- Accueil
- Lutte ouvrière n°2107
- Grèce : Après la grève générale du 10 décembre
Dans le monde
Grèce : Après la grève générale du 10 décembre
C'est dans le contexte de forte tension politique causée par l'assassinat par la police du jeune de quinze ans, Alexandros Grigoropoulos, que s'est déroulée le 10 décembre en Grèce la grève générale de protestation contre la vie chère, le chômage et les mesures du gouvernement prévues par la nouvelle loi de finances.
Le Premier ministre Caramanlis avait invité les syndicats à suspendre la grève, pour éviter que les manifestations n'offrent des occasions d'incidents. Mais le syndicat confédéral GSEE et celui de la fonction publique ADEDY ont confirmé la grève, tout en changeant le programme de la manifestation d'Athènes. Ils ont renoncé à défiler et se sont repliés sur un meeting sur la place Sintagma, devant le Parlement. Le syndicat PAME, lié au Parti Communiste, a manifesté de façon séparée sur la place Omonia.

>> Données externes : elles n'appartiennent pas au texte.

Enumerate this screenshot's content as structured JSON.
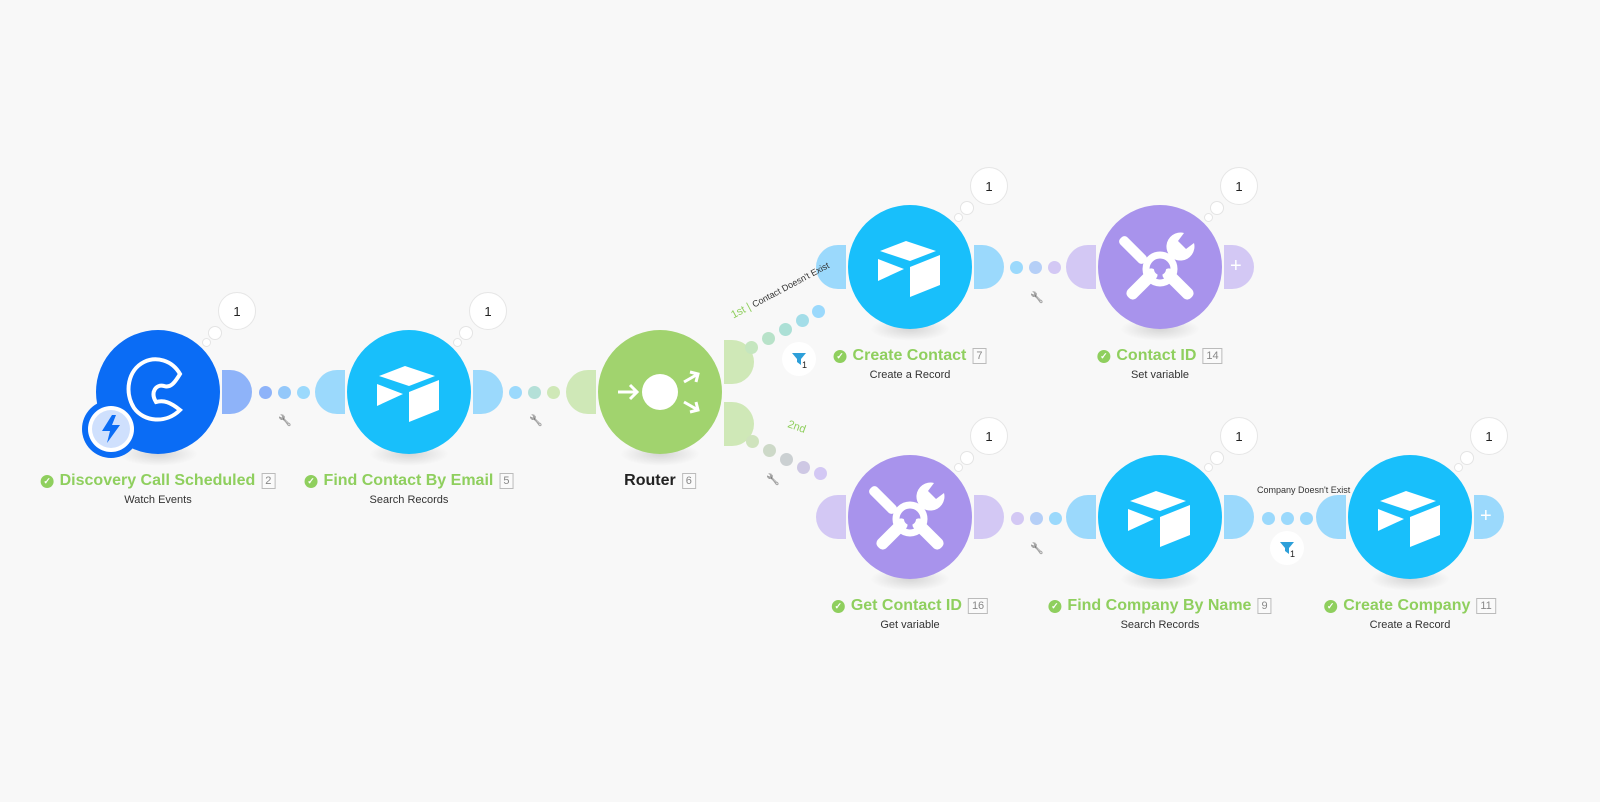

La même matinée ont eu lieu deux autres manifestations, l'une de la coalition de gauche représentée au Parlement, SYRIZA, et une autre où se sont retrouvées l'ensemble des organisations d'extrême gauche. De ces deux manifestations sont partis des cortèges qui, après avoir défilé par les rues du centre, ont conflué sur la place où se trouvaient déjà le GSEE et l'ADEDY. Il y eut des minutes de tension, quand de nombreux jeunes sortis de la foule jetèrent sur la police des pierres et même quelques bouteilles incendiaires. La police répondit en tirant des grenades lacrymogènes, et la foule des manifestants se dispersa lentement, le meeting étant terminé.
Les manifestants ce jour-là ont été nombreux et le risque d'incidents ne les a pas découragés. La direction GSEE-ADEDY a déclaré que « la grève a paralysé le pays ». Au-delà de cette déclaration, il semble que la grève ait réussi en particulier dans les points forts des syndicats, les transports (même si, justement pour permettre aux travailleurs de manifester, le métro d'Athènes a fonctionné de 8 heures à 22 heures), les ports, les travailleurs des télécommunications et de la société d'électricité, les employés de banque, le personnel de l'enseignement et la fonction publique en général.
Le samedi 13 décembre après-midi et toute la nuit suivante, une foule de jeunes s'est rassemblée devant le Parlement pour une veillée en souvenir de leur camarade, tandis que la semaine suivante d'autres manifestations ont eu lieu à l'appel des syndicats.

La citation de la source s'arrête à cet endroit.